Reputation: 544
I'm trying to convert my struct array by columns of my array, where I would like to separate the fields by ;
My data is this way
root
|-- id_payment: string (nullable = true)
|-- contents_json: array (nullable = false)
| |-- element: struct (containsNull = false)
| | |-- id_seller: string (nullable = true)
| | |-- tot_product: string (nullable = true)
| | |-- tot_unit: long (nullable = true)
| | |-- prizes: string (nullable = true)
+--------------------------------------------+
|contents_json |
+--------------------------------------------+
|[{7, 1, 0, 0}, {5, 1, 0, 0}, {5, 1, 0, 0}] |
|[{7, 1, 0, 0}] |
+--------------------------------------------+
I would like to leave it like this
+-----------------------------------------------+
| id_seller| tot_product | tot_unit | prizes |
+-----------------------------------------------+
| 7;5;7 | 1;12;5 | 0;1;0 | 0;0;1 |
| 10 | 1 | 0 | 0 |
+-----------------------------------------------+
But I couldn't do this with ws_concat
I tried with this code, but it didn't work. What am I doing wrong
I tried this code, but instead of concatenating it broke into two lines. What I'm trying to do is to concatenate in the same cell these lines val1;val2;val3 and so on. How can I fix this?
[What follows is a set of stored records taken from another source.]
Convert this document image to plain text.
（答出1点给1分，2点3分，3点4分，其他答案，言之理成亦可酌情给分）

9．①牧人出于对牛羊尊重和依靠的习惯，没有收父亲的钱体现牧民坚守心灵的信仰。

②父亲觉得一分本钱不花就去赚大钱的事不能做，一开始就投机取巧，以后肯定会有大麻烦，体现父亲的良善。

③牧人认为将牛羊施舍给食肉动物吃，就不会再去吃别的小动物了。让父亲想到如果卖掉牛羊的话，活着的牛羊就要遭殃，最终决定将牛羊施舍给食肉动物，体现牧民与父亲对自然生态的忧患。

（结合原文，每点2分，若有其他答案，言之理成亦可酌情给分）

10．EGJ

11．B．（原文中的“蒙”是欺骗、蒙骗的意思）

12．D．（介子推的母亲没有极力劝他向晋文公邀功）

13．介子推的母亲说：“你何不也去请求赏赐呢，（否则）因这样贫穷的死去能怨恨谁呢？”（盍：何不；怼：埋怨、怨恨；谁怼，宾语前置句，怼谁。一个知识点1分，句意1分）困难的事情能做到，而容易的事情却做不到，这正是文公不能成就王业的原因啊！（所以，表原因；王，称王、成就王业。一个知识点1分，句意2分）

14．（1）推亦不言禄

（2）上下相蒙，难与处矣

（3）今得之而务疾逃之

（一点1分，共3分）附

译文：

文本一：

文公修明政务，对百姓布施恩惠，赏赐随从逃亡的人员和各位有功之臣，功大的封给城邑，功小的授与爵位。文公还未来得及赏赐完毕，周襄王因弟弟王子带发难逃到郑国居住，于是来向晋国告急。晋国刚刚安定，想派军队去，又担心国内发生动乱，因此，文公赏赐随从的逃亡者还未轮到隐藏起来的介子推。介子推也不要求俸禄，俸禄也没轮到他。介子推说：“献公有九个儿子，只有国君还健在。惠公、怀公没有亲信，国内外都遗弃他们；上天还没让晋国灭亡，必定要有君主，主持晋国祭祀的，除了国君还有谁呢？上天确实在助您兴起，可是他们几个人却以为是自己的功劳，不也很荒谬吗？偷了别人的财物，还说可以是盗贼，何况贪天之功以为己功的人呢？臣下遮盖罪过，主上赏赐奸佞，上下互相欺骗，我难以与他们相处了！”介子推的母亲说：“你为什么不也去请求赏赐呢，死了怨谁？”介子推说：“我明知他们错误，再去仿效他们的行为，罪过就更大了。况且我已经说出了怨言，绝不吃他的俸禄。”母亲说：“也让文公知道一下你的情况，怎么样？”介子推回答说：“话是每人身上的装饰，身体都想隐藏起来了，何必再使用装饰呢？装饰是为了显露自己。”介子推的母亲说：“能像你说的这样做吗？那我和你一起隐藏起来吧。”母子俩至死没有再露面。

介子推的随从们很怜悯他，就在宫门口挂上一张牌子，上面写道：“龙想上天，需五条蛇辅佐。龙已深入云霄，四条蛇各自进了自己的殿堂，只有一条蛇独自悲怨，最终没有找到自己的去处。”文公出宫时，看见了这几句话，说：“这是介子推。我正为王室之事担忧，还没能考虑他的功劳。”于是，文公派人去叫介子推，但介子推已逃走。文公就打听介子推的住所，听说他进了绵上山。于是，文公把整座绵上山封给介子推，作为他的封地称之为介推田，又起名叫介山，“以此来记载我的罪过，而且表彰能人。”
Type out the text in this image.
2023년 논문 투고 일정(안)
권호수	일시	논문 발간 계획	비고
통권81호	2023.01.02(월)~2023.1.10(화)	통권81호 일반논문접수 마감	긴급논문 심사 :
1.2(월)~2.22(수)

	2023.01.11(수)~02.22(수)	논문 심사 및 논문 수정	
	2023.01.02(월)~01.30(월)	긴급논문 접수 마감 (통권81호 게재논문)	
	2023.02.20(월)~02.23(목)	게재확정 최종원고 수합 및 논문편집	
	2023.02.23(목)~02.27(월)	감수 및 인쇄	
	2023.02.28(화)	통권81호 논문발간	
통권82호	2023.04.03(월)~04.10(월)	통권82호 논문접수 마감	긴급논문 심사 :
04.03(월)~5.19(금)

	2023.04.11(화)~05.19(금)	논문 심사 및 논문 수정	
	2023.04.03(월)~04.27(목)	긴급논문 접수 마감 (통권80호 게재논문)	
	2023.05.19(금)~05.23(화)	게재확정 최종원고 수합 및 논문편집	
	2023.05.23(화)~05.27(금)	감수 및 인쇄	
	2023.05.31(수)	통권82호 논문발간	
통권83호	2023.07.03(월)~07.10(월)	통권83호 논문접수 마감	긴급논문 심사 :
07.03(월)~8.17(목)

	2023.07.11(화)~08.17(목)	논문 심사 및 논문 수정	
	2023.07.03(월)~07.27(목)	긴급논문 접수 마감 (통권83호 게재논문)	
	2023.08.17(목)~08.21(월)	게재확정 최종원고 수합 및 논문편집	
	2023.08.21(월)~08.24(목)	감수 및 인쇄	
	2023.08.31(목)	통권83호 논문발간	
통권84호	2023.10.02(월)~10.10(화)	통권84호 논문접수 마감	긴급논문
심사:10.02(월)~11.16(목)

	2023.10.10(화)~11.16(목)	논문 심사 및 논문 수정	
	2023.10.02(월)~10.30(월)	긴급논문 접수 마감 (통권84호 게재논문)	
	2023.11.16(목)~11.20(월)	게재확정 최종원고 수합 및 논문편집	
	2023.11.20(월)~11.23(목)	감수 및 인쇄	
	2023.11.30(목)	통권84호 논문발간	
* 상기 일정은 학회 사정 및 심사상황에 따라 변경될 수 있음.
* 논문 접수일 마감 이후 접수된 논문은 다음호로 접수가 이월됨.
sparkdf2.selectExpr("explode(contents_json) AS structCol").select(F.expr("concat_ws(',', structCol.id_campaign)").alias("id_campaign")).show()
Upvotes: 0
Views: 442
Reputation: 15258
well, if you just select the columns, isn't it enough ?
df.show()
+----------+------------------------------------------+
|id_payment|contents_json |
+----------+------------------------------------------+
|1 |[[7, 1, 0, 0], [5, 1, 0, 0], [5, 1, 0, 0]]|
|2 |[[7, 1, 0, 0]] |
+----------+------------------------------------------+
df.select(
"id_payment",
"contents_json.id_seller",
"contents_json.tot_product",
"contents_json.tot_unit",
"contents_json.prizes",
).show()
+----------+---------+-----------+---------+---------+
|id_payment|id_seller|tot_product| tot_unit| prizes|
+----------+---------+-----------+---------+---------+
| 1|[7, 5, 5]| [1, 1, 1]|[0, 0, 0]|[0, 0, 0]|
| 2| [7]| [1]| [0]| [0]|
+----------+---------+-----------+---------+---------+
You can use concat_ws
if needed :
df.select(
"id_payment",
F.concat_ws(";","contents_json.id_seller").alias("id_seller"),
"contents_json.tot_product",
"contents_json.tot_unit",
"contents_json.prizes",
).show()
+----------+---------+-----------+---------+---------+
|id_payment|id_seller|tot_product| tot_unit| prizes|
+----------+---------+-----------+---------+---------+
| 1| 7;5;5| [1, 1, 1]|[0, 0, 0]|[0, 0, 0]|
| 2| 7| [1]| [0]| [0]|
+----------+---------+-----------+---------+---------+
Upvotes: 2